ちなみに、翌日に行ったシティセンターにあるきれいじゃないけど大すきなイラク食堂は、2人で3.15JD=538円。

e0058439_23503067.jpgハニさんのお誘いで、オーファリ・アート・センターという有名なギャラリーへ行く。
ちょうど開催していたのは、アリ・タリブ展。日本にも通じるような、やさしくて深遠に吸いこまれそうな絵の数々だった。多くのイラーキー画家が集っていて、次つぎと紹介される。アリさんご本人にもお会いでき、お友達がお亡くなりになった時の作品のお話などうかがうことができた。

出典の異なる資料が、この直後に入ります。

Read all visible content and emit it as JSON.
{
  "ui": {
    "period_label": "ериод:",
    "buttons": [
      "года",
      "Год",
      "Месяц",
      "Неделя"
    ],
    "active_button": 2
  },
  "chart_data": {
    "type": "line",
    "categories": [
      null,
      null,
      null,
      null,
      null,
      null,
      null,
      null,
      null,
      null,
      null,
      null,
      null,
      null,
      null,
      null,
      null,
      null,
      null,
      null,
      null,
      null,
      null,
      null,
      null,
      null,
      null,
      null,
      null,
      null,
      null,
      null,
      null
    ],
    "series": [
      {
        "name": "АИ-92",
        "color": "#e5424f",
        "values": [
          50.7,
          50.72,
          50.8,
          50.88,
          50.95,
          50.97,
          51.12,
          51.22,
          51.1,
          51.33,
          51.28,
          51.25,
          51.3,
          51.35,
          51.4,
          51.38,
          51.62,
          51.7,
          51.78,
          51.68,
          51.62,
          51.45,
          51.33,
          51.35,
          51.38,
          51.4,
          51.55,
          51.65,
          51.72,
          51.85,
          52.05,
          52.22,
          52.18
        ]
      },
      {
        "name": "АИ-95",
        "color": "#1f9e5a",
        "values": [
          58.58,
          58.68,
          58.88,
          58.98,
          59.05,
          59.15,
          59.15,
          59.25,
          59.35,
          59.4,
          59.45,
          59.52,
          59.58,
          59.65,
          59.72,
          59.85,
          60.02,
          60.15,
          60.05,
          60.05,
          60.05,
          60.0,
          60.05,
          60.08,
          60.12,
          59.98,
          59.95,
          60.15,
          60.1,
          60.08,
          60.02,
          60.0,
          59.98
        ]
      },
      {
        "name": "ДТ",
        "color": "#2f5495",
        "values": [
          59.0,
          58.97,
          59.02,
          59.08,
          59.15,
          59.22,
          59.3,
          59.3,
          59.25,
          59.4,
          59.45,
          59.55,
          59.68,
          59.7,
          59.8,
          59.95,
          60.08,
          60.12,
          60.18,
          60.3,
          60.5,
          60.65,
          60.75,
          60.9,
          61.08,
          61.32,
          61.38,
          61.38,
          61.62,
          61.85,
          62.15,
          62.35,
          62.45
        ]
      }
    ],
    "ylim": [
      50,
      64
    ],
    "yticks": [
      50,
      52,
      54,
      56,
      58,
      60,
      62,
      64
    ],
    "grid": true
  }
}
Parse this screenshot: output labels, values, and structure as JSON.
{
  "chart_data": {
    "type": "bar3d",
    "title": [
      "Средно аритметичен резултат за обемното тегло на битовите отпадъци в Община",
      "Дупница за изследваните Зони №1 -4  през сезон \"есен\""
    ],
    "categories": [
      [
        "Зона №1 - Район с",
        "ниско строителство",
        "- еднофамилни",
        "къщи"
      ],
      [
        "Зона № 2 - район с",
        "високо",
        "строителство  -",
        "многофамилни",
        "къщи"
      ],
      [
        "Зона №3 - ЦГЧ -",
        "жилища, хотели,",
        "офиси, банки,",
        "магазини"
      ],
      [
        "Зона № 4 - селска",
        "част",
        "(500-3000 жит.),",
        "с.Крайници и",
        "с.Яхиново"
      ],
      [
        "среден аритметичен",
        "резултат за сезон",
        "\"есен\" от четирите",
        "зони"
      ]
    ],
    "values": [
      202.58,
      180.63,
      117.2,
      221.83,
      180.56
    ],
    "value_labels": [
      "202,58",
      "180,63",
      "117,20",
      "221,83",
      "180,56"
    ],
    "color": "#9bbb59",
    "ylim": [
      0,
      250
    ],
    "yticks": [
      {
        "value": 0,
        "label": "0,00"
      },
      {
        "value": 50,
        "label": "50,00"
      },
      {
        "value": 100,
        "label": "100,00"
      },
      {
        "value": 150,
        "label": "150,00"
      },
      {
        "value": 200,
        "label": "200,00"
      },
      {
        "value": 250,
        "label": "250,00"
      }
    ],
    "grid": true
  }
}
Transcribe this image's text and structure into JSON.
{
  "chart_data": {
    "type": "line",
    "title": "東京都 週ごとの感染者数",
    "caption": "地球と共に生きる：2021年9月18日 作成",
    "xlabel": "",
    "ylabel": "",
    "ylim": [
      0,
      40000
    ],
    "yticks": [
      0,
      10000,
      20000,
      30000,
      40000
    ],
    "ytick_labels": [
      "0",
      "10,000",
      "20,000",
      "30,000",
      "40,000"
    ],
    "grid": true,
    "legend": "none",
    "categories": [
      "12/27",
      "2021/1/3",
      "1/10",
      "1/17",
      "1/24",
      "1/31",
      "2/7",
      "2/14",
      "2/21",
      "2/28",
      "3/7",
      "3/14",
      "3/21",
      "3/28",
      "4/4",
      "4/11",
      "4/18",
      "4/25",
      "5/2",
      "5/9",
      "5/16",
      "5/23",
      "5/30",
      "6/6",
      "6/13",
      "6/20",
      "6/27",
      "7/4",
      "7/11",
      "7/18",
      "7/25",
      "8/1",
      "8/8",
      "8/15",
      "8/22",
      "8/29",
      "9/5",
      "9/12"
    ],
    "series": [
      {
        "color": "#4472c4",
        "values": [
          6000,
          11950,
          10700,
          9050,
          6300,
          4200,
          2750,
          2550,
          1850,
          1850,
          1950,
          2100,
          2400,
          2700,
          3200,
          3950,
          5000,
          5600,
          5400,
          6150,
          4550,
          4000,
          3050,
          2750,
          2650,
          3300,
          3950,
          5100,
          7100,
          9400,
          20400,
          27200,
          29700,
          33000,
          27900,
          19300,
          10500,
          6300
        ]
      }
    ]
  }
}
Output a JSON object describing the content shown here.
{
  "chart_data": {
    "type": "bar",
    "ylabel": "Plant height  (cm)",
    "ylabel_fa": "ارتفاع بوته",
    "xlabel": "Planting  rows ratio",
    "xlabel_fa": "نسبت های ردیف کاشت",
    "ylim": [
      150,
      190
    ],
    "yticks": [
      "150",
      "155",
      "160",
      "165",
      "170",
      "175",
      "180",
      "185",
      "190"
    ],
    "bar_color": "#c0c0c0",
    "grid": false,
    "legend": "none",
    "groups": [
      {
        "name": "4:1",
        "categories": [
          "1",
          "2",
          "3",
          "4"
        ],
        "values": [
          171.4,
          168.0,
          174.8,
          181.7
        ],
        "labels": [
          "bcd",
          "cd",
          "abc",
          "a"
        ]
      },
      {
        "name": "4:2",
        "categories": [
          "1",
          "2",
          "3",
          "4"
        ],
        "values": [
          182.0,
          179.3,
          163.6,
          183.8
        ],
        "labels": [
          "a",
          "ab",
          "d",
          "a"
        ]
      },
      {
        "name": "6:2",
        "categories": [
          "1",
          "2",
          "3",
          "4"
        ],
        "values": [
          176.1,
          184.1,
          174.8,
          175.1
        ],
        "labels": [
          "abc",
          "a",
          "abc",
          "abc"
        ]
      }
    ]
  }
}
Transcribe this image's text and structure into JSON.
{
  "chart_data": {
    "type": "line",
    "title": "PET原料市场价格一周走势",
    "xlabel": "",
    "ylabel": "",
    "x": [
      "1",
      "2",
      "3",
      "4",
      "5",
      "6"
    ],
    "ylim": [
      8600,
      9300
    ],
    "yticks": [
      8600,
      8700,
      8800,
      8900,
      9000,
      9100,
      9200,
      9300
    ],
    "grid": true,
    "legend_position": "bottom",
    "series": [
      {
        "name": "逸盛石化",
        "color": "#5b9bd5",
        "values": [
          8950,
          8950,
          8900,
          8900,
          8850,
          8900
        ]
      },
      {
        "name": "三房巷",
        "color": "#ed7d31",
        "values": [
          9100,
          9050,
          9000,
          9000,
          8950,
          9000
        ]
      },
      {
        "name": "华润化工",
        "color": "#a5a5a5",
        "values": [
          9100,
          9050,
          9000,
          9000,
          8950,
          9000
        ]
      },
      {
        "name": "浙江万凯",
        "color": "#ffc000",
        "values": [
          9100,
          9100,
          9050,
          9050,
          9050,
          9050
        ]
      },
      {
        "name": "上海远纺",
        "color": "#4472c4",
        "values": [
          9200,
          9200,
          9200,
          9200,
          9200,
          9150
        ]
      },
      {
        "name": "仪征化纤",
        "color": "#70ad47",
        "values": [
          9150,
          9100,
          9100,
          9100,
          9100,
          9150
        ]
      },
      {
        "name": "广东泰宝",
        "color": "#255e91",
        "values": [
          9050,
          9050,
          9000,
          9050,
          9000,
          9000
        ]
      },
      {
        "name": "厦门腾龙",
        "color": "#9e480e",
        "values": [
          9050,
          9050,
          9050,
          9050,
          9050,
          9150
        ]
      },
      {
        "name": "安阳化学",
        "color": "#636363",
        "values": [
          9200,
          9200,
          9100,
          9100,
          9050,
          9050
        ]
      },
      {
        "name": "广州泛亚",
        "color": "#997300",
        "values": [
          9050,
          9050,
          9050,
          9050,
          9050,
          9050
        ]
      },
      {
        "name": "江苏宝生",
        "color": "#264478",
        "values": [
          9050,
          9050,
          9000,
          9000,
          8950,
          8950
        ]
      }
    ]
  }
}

ホテル近くのアンマン城へ行ってみる。上り坂の勾配と真昼のシャムス(太陽)に疲れきっていたわたしには、2世紀の神殿跡を目にしても、ただのがれきにしか映らなかった。石に近づくとひんやりと冷たく、いにしえから幾重にも積まれてきた時を想う。ジャバル(山)のうえからアンマンの街を眺める。日陰を探してうろつきまわる。

ここヨルダンには、今や100万人以上のイラーキーがいるという。物価もどんどん上がっている。様ざまな理由で国境が厳しくなるのもやむを得ないのかもしれない、とかふと思う。
そんなことをいって、苦しみの果てに避難してきたイラーキーをさらに苦しめるつもりではない。ただ、祖国を逃れるというのはどれぐらいどのように嘆かわしいのだろうか、と。イラクの友からのメールには、「僕の家族はミゼラブルを超えている。僕のミゼラブルな生活をじゃましないでほしい」と強烈な皮肉がこめられていた。惨めなほうがまだましなミゼラブル以上の生活、わたしには返す言葉もない。

シリアへと戻る朝、シャムスは外出中でいなかった。わたしはフロントのムハンマドにわたしの名刺を託し、かのじょに渡すよう伝えた。大すきなイラクからお手紙が届くといいな、なんて思いながら。